Jottings By An Employer's Lawyer

Friday, January 15, 2010

It Is New Jersey, But Business to Business Sex Harassment?


Although my NJ friends who do the same thing I do have been claiming for some time that the Garden State has surpassed California as the most employer hostile environment, I was still surprised to see this headline, Business-to-Business Sex Harassment? N.J. Court Says It's Real.

Actually, as is often true behind surprising cases, there was a healthy dose of creative lawyering. When the owner of J.T.'s Tire Service, Eileen Totorello felt she was losing a $29,000 a month account because she would not have a sexual relationship with the customer's manager, her lawyer, Elizabeth Zuckerman, brought a quid pro quo, sexual harassment suit under the section of the NJ Law Against Discrimination which makes it illegal to "refuse to buy from, sell to, lease from or to, license, contract with, or trade with, provide goods, services or information to, or otherwise do business with any other person" on the basis of gender or other LAD-protected categories.

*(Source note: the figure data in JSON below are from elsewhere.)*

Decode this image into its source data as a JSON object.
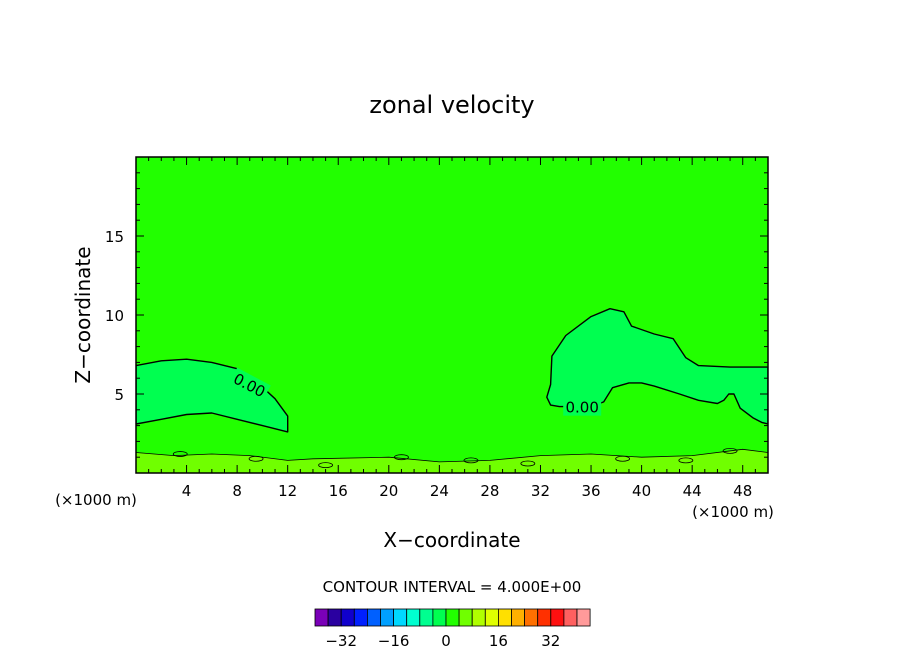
{
  "chart_data": {
    "type": "contour",
    "title": "zonal velocity",
    "xlabel": "X−coordinate",
    "ylabel": "Z−coordinate",
    "x_unit": "(×1000 m)",
    "y_unit": "(×1000 m)",
    "xlim": [
      0,
      50
    ],
    "ylim": [
      0,
      20
    ],
    "x_ticks": [
      4,
      8,
      12,
      16,
      20,
      24,
      28,
      32,
      36,
      40,
      44,
      48
    ],
    "y_ticks": [
      5,
      10,
      15
    ],
    "contour_interval_text": "CONTOUR INTERVAL = 4.000E+00",
    "contour_interval": 4.0,
    "contour_labels": [
      "0.00",
      "0.00"
    ],
    "background_color": "#22ff00",
    "colorbar": {
      "colors": [
        "#7a00b8",
        "#2a00a0",
        "#1000cc",
        "#0020ff",
        "#0060ff",
        "#00a0ff",
        "#00d8ff",
        "#00ffd0",
        "#00ff90",
        "#00ff50",
        "#22ff00",
        "#70ff00",
        "#b0ff00",
        "#e0ff00",
        "#ffe000",
        "#ffb000",
        "#ff7000",
        "#ff3000",
        "#ff1010",
        "#ff6060",
        "#ff9a9a"
      ],
      "tick_values": [
        -32,
        -16,
        0,
        16,
        32
      ],
      "tick_labels": [
        "−32",
        "−16",
        "0",
        "16",
        "32"
      ]
    },
    "regions": [
      {
        "name": "left-negative-region",
        "value": -2,
        "color": "#00ff50",
        "outline": [
          [
            0,
            6.8
          ],
          [
            2,
            7.1
          ],
          [
            4,
            7.2
          ],
          [
            6,
            7.0
          ],
          [
            8,
            6.6
          ],
          [
            9.5,
            5.8
          ],
          [
            11,
            4.7
          ],
          [
            12,
            3.6
          ],
          [
            12,
            2.6
          ],
          [
            10,
            3.0
          ],
          [
            8,
            3.4
          ],
          [
            6,
            3.8
          ],
          [
            4,
            3.7
          ],
          [
            2,
            3.4
          ],
          [
            0,
            3.1
          ]
        ]
      },
      {
        "name": "right-negative-region",
        "value": -2,
        "color": "#00ff50",
        "outline": [
          [
            32.8,
            5.6
          ],
          [
            32.9,
            7.4
          ],
          [
            34,
            8.7
          ],
          [
            36,
            9.9
          ],
          [
            37.5,
            10.4
          ],
          [
            38.6,
            10.2
          ],
          [
            39.2,
            9.3
          ],
          [
            41,
            8.8
          ],
          [
            42.5,
            8.5
          ],
          [
            43.5,
            7.3
          ],
          [
            44.5,
            6.8
          ],
          [
            47,
            6.7
          ],
          [
            50,
            6.7
          ],
          [
            50,
            3.1
          ],
          [
            49.5,
            3.2
          ],
          [
            48.8,
            3.5
          ],
          [
            47.8,
            4.1
          ],
          [
            47.3,
            5.0
          ],
          [
            46.9,
            5.0
          ],
          [
            46.5,
            4.6
          ],
          [
            46,
            4.4
          ],
          [
            44.5,
            4.6
          ],
          [
            43,
            5.0
          ],
          [
            41,
            5.5
          ],
          [
            40,
            5.7
          ],
          [
            39,
            5.7
          ],
          [
            37.7,
            5.4
          ],
          [
            37,
            4.5
          ],
          [
            36,
            4.2
          ],
          [
            35,
            4.2
          ],
          [
            34.3,
            4.2
          ],
          [
            33.5,
            4.2
          ],
          [
            32.8,
            4.3
          ],
          [
            32.5,
            4.8
          ]
        ]
      },
      {
        "name": "near-surface-positive-band",
        "value": 2,
        "color": "#70ff00",
        "outline": [
          [
            0,
            1.3
          ],
          [
            3,
            1.1
          ],
          [
            6,
            1.2
          ],
          [
            9,
            1.1
          ],
          [
            12,
            0.8
          ],
          [
            14,
            0.9
          ],
          [
            20,
            1.0
          ],
          [
            24,
            0.7
          ],
          [
            28,
            0.8
          ],
          [
            32,
            1.1
          ],
          [
            36,
            1.2
          ],
          [
            40,
            1.0
          ],
          [
            44,
            1.1
          ],
          [
            48,
            1.5
          ],
          [
            50,
            1.3
          ],
          [
            50,
            0
          ],
          [
            0,
            0
          ]
        ]
      }
    ]
  }
}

After the trial court dismissed the claim, J.T. Tires appealed. Among the defendant's arguments to the three judge panel was that female business owners did not need protection against sexual harassment, and that such a claim was viable only under the employment provision of the LAD, not the section prohibiting gender discrimination in business transactions.

Not so, according to Judge Susan Reisner, one of the two women on the three judge panel. The decision can be found here.

Not surprisingly, the defendant is considering an appeal. While I don't know much about the NJ Supreme Court, what little I do know, does not make me think it is highly likely that it will turn out differently.